Но «дрозда» он пока не мог дать, потому что тритон спутал все карты и шел не в козырь.
Гоша-базист тоже желал бы найти мамонта.
— Кость-то слоновая, — шепчет он мне, и глаза у него становятся как у рыси, — слоновая, понимаешь? Сколько она стоит, знаешь? А ежели он в шерсти, а? Значит, он в шкуре, а за шкуру, знаешь?..
Я чистосердечно признаюсь, что стоимость мамонтовой шкуры мне неизвестна.
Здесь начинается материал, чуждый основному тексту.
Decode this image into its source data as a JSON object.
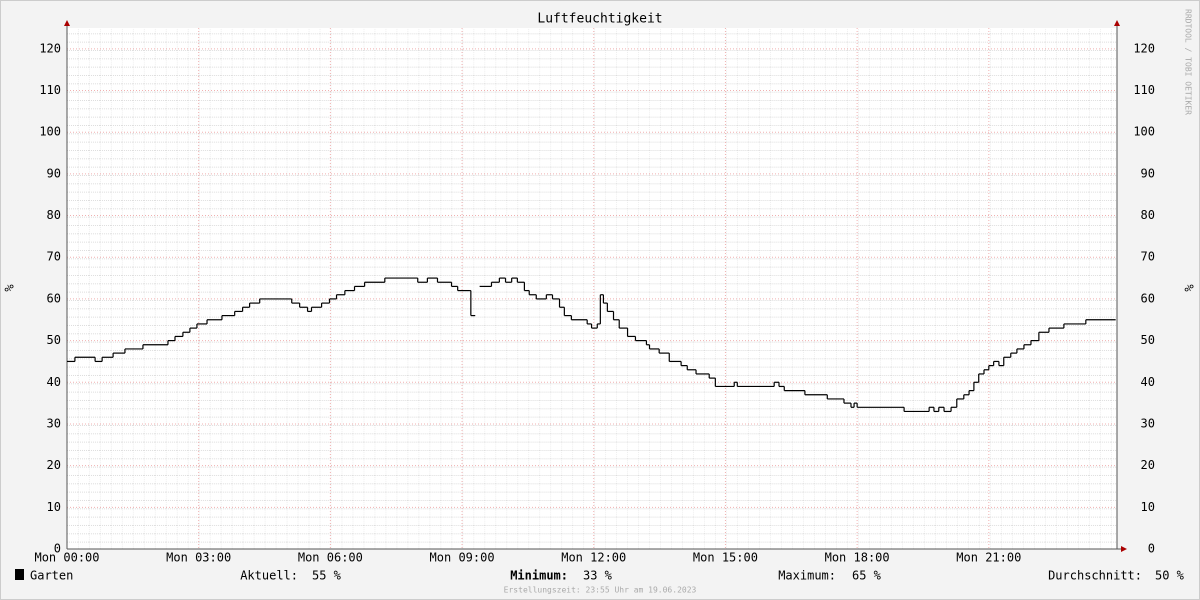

— Заделаю себе рукоятку к ножу, — мечтает Гоша. — Можно ложку вырезать, хлебать уху одним миллионом лет. Спросят: «Что это у тебя, Гоша, портсигар желтый?» А я мимоходом, невзначай: «Чудо ты, ему полтора миллиона годов! Из тундры, можно сказать, со дна времен такую вещицу вынул».
Глава пятая
Хрипели и бились лошади, зверели, падая под гнусом. Прошли мы через низовые и верховые пожары, через броды многих рек, и кони стали сдавать, хотя уже половина труб осталась — порвали, искорежили трубы, переломали змеевики, — но грузу все равно было многовато для шести заморенных кляч. Их давно уже надо было отправить на скотобазу, но они потихоньку тянули.
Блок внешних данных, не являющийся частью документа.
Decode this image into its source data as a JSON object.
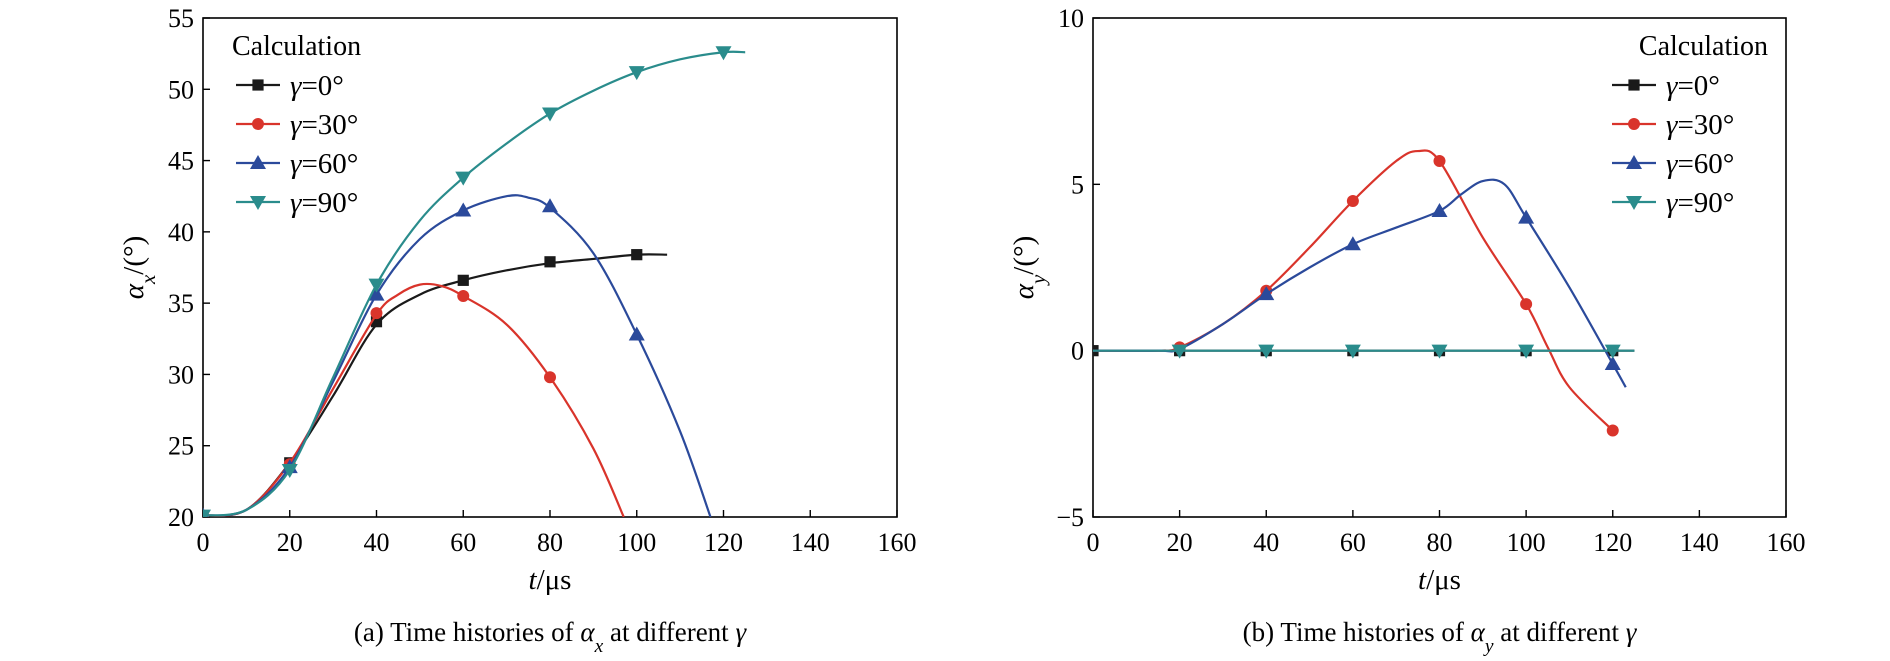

Тонет какая-нибудь из них по уши, берешь ее за хвост и тащишь, словно морковку из грядки. Каких только слов не наговоришь! Кипит все внутри, раскаляется, и сухо дерет в горле, а ты стоишь около нее, трудяги, и потихоньку свирепеешь от своего бессилия, оттого, что клячонка падает мордой в прокисшую кочку, а тебе кажется, что она не хочет работать, не хочет: тянуть вьюк, и твоя усталость всегда кажется еще больше, если рядом падает лошадь.
А Юрка как был, так и остался чистюлей. Когда мы по шею залезали в болото, когда, одичало ругаясь, вытягивали за ноги свой транспорт и потом падали рядом с клячей в зыбкий сон, падали, не натянув палатку, в мох, в опавшую хвою, Юрка отходил в сторонку и помалкивал, делая вид (он же техник), что чем-то очень занят. И Иван тоже. Они не залезали коняге под брюхо, они просто говорили: «Мы не умеем обращаться со скотом. Не будем вам мешать!» А когда мы оторвали одной кляче хвост и та завопила, заорала человеческим голосом на всю тайгу, Юрка брезгливо бросил:
— Как вы бессмысленно жестоки!..
Он подошел, снял с этой клячи свой тугой, как футбольный мяч, рюкзак и ушел вперед. Но, может быть, эта коняга оттого и подыхала, что через силу, храпя и взъекивая селезенкой, тужилась под его рюкзаком?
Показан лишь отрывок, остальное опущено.